Needleman-Wunsch
What it is
Needleman-Wunsch is a dynamic programming algorithm for global sequence alignment, finding the optimal alignment between two entire sequences. It aligns sequences end-to-end, accounting for all positions.
How it works
Algorithm:
- Create scoring matrix; initialise first row and column with cumulative gap penalties
- For each cell (i, j), compute:
- Match/mismatch: dp[i-1][j-1] + score(A[i-1], B[j-1])

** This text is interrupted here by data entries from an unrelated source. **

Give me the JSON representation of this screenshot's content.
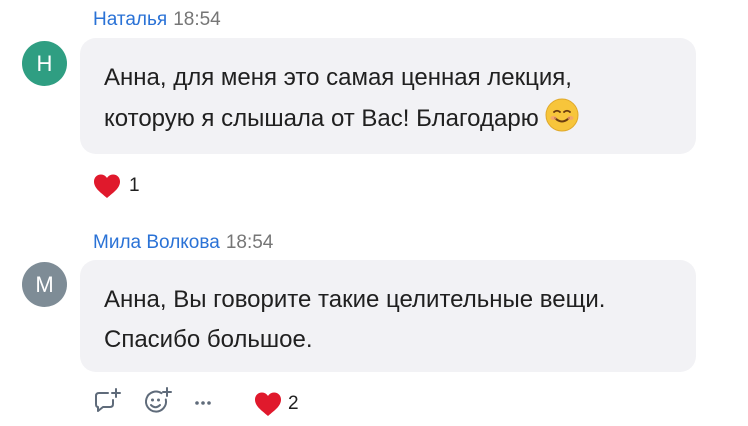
{
  "messages": [
    {
      "author": "Наталья",
      "time": "18:54",
      "avatar_letter": "Н",
      "avatar_color": "#2f9e82",
      "text": "Анна, для меня это самая ценная лекция, которую я слышала от Вас! Благодарю",
      "emoji": "smiling-face-icon",
      "reaction_icon": "heart-icon",
      "reaction_count": "1"
    },
    {
      "author": "Мила Волкова",
      "time": "18:54",
      "avatar_letter": "М",
      "avatar_color": "#7e8c96",
      "text": "Анна, Вы говорите такие целительные вещи. Спасибо большое.",
      "reaction_icon": "heart-icon",
      "reaction_count": "2",
      "actions": [
        "reply-icon",
        "add-reaction-icon",
        "more-icon"
      ]
    }
  ],
  "colors": {
    "author": "#2a72d6",
    "bubble": "#f2f2f5",
    "heart": "#e0192c"
  }
}
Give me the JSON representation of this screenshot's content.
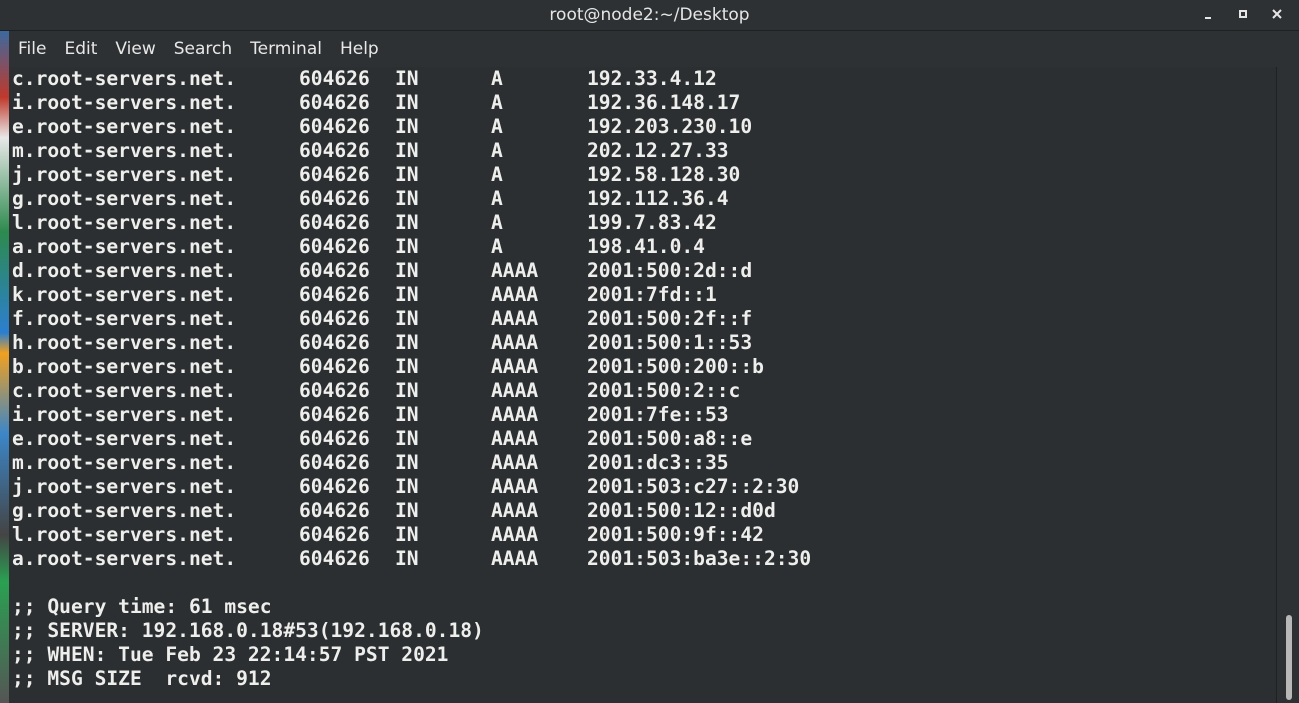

- Insertion: dp[i-1][j] + gap_penalty
- Deletion: dp[i][j-1] + gap_penalty
- dp[i][j] = max of above
- Bottom-right cell contains optimal alignment score
- Backtrack from bottom-right to reconstruct alignment
Time: O(mn), space: O(mn). Scores configurable; typical: +1 match, -1 mismatch, -1 gap.
[illustrate: Complete scoring matrix with initialisation and traceback path from bottom-right to top-left]
Example
Aligning “GCATGC” vs “GATTACA”:
Optimal global alignment might be:
G-CATGC
GATTACA
With scores for each match, mismatch, and gap summed.
Variants and history
Developed by Needleman and Wunsch (1970). Seminal work in bioinformatics and sequence analysis. Similar to Levenshtein but with configurable scoring. Affine gap penalties (fixed + per-gap) improve biological realism. Faster heuristics (FASTA, BLAST) use seed-and-extend strategies.
When to use it
Comparing full-length sequences where global alignment is appropriate. Bioinformatics: DNA/RNA/protein alignment. More appropriate than local alignment (Smith-Waterman) when sequences are similar length and full alignment matters. Too slow for large databases; use heuristics.